Fonte: Wikimedia Commons.

A vinculação com esse histórico de intervenção em superfícies públicas aparece de muitas formas nas narrativas de jovens grafiteiros que entrevistamos em nossas pesquisas. Como nos disse um interlocutor, grafiteiro porto-alegrense, há uma vinculação “natural” do seu trabalho na cidade com aqueles que rabiscavam paredes no início da humanidade. Para o artista há uma conexão que perpassa o tempo e o espaço, pois a necessidade de ocupar espaços vazios com rabiscos e arte faz parte da essência do ser humano.

Eu acho que o que eu faço como artista urbano se fazia desde o início da humanidade. O homem sempre rabiscou e pintou paredes como forma de comunicar e quando eu faço sinto uma relação natural com isso. Acho que está na natureza do ser humano mesmo... Hoje eu não consigo olhar para uma parede cinza ou branca sem imaginar alguma coisa pra ela. Acho que na época das cavernas era assim também. As pessoas sentem a necessidade de ocupar um espaço visual vazio e isso é humano.

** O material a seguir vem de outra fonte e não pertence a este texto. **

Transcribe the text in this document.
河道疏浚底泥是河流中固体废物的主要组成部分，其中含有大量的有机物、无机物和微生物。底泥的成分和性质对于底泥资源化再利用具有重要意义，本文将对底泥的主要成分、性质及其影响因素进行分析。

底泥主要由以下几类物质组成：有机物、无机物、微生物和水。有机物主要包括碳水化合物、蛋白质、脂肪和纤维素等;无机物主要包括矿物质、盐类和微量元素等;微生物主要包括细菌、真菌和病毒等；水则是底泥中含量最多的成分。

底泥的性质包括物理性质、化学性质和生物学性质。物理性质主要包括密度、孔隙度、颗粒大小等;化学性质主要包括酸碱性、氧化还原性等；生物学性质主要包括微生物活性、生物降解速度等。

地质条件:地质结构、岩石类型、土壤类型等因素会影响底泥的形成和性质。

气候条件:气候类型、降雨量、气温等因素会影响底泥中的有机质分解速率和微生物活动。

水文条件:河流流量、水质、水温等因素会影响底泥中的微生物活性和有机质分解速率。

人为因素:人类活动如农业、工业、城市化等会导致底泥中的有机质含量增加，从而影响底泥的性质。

A tradição que vem do Maio de 68

Dentro de um contexto a europeu, que tem sua historicidade marcada por ser berço de tantas nações, super potências globais que colonizaram o continente africano e americano, encontramos o epicentro do surgimento de uma tradição importante para as intervenções urbanas. Nesta conjuntura de efervescência histórica, criativa, política e simbólica o Maio de 68 poderia ter nascido de diversas formas. São muitos os escritos que falam sobre o estopim do movimento. Aqui seguimos as considerações históricas do jornalista Zuenir Ventura em seu livro 1968: o Ano Que não Terminou, de 1988. Inicialmente o movimento era essencialmente estudantil na Universidade Paris Nanterre e tratava-se de uma greve de estudantes moradores de casa de estudantes que pediam, entre outras reivindicações, que os alojamentos masculinos e femininos não fossem separados. Depois de uma grande repercussão movimento estudantil entre outras universidades parisienses o movimento cresce e toma conta da cidade exigindo do então primeiro ministro, o ex-oficial de guerra Charles de Gaulle, ações que iam em direção aos objetivos da massa de jovens que ocupava a ruas.

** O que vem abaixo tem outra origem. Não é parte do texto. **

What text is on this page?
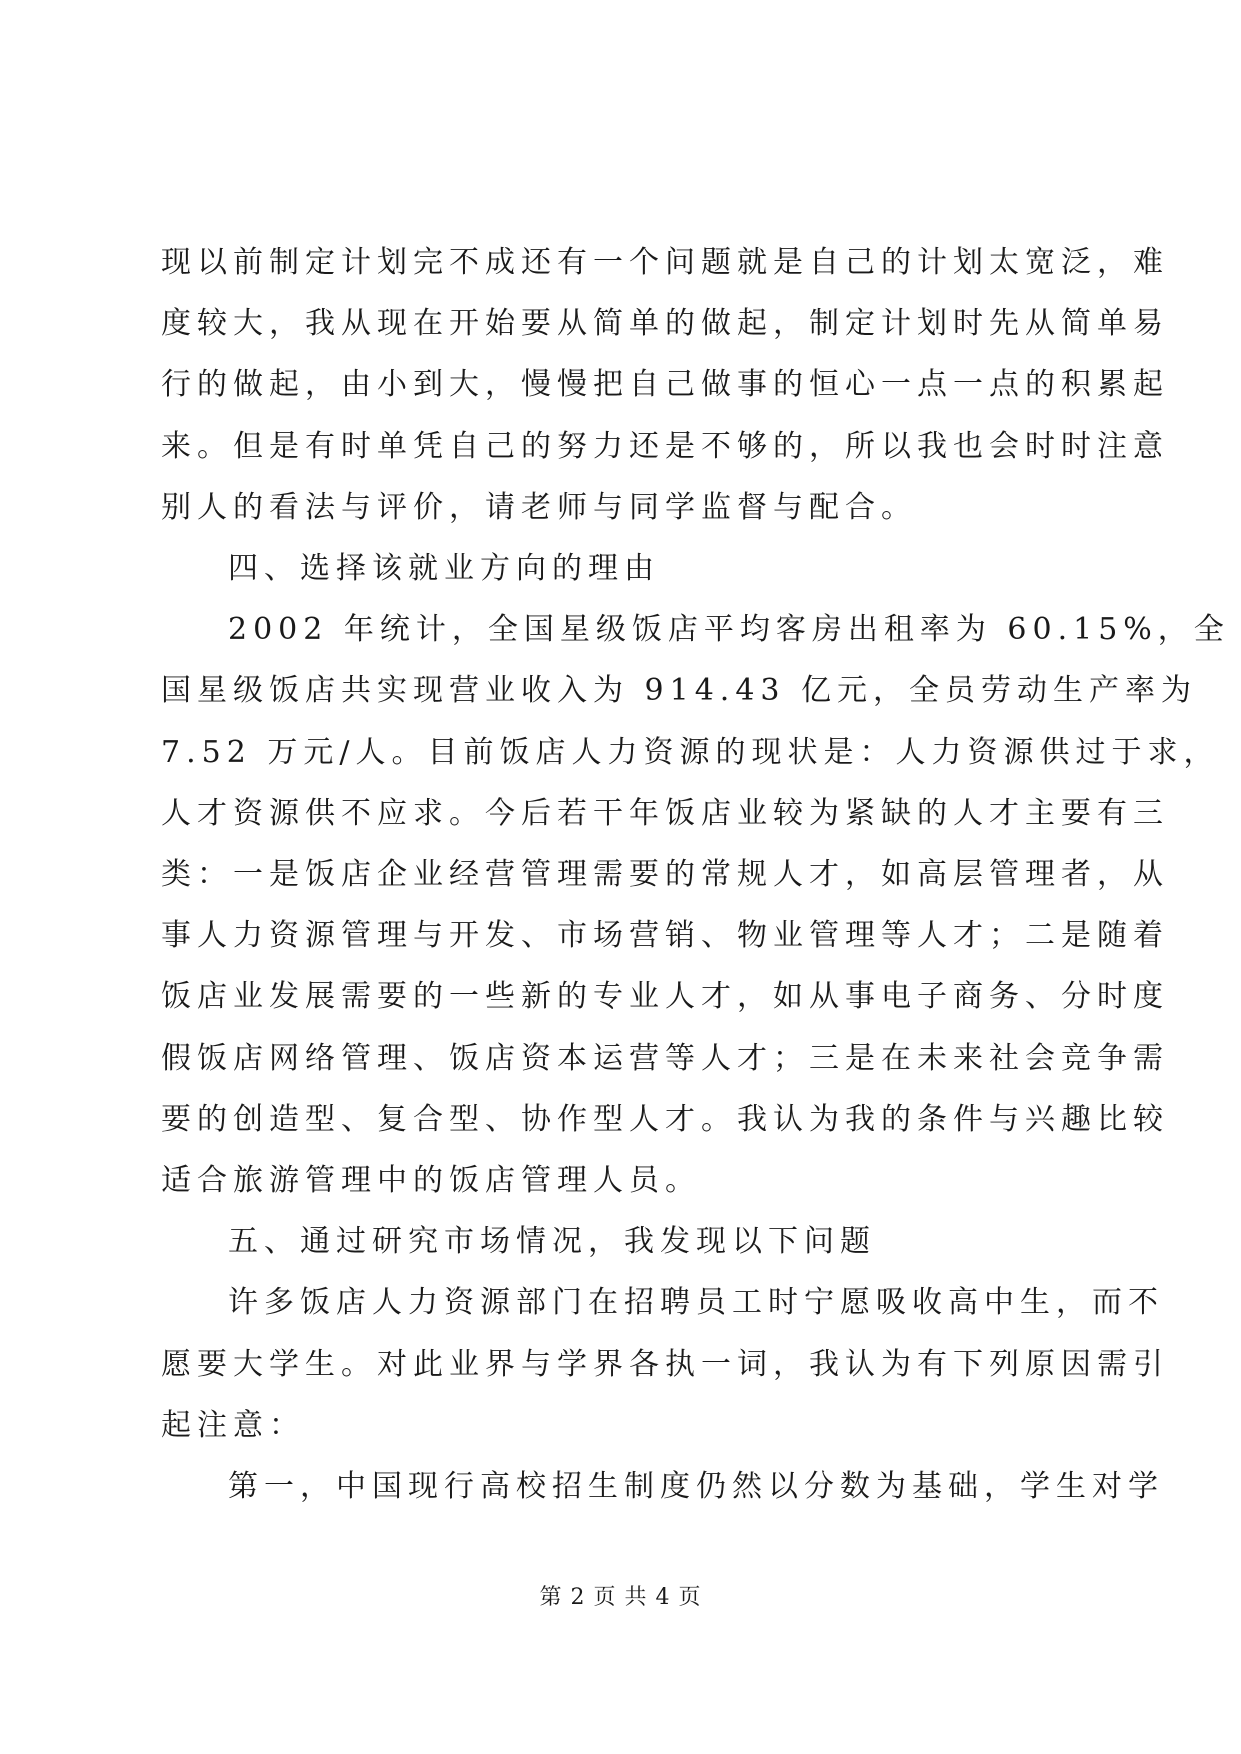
现以前制定计划完不成还有一个问题就是自己的计划太宽泛，难
度较大，我从现在开始要从简单的做起，制定计划时先从简单易
行的做起，由小到大，慢慢把自己做事的恒心一点一点的积累起
来。但是有时单凭自己的努力还是不够的，所以我也会时时注意
别人的看法与评价，请老师与同学监督与配合。

四、选择该就业方向的理由

2002 年统计，全国星级饭店平均客房出租率为 60.15%，全
国星级饭店共实现营业收入为 914.43 亿元，全员劳动生产率为
7.52 万元/人。目前饭店人力资源的现状是：人力资源供过于求，
人才资源供不应求。今后若干年饭店业较为紧缺的人才主要有三
类：一是饭店企业经营管理需要的常规人才，如高层管理者，从
事人力资源管理与开发、市场营销、物业管理等人才；二是随着
饭店业发展需要的一些新的专业人才，如从事电子商务、分时度
假饭店网络管理、饭店资本运营等人才；三是在未来社会竞争需
要的创造型、复合型、协作型人才。我认为我的条件与兴趣比较
适合旅游管理中的饭店管理人员。

五、通过研究市场情况，我发现以下问题

许多饭店人力资源部门在招聘员工时宁愿吸收高中生，而不
愿要大学生。对此业界与学界各执一词，我认为有下列原因需引
起注意：

第一，中国现行高校招生制度仍然以分数为基础，学生对学

第 2 页 共 4 页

O modelo francês responde basicamente a um tipo de graffiti onde o componente verbal é majoritário e que tem seus expoentes mais emblemático, como já foi afirmado, as ruas de Paris na ocasião da revolta de 1968. Esta modalidade gráfica está relacionada a uma elaboração verbal que não está muito preocupada com a elaboração plástica do texto, concentrando-se assim basicamente no seu conteúdo. Esse era o modelo de graffiti mais habitual na Europa até a chegada da moda vinda do outro lado do atlântico.

Por ter mais evidente a dimensão verbal maior que a icônica, parece claro que, inicialmente, o campo da arte francês se demonstrou mais fechado do que o norte-americano relativamente a promoção do graffiti e de seus espaços autorizados. Em 1968, o que acontecia em Nova Iorque ainda não estava globalizado, digamos assim, pois os grandes filmes e revistas, que chegaram ao mundo todo ainda não estavam nas telas, nem nas bancas.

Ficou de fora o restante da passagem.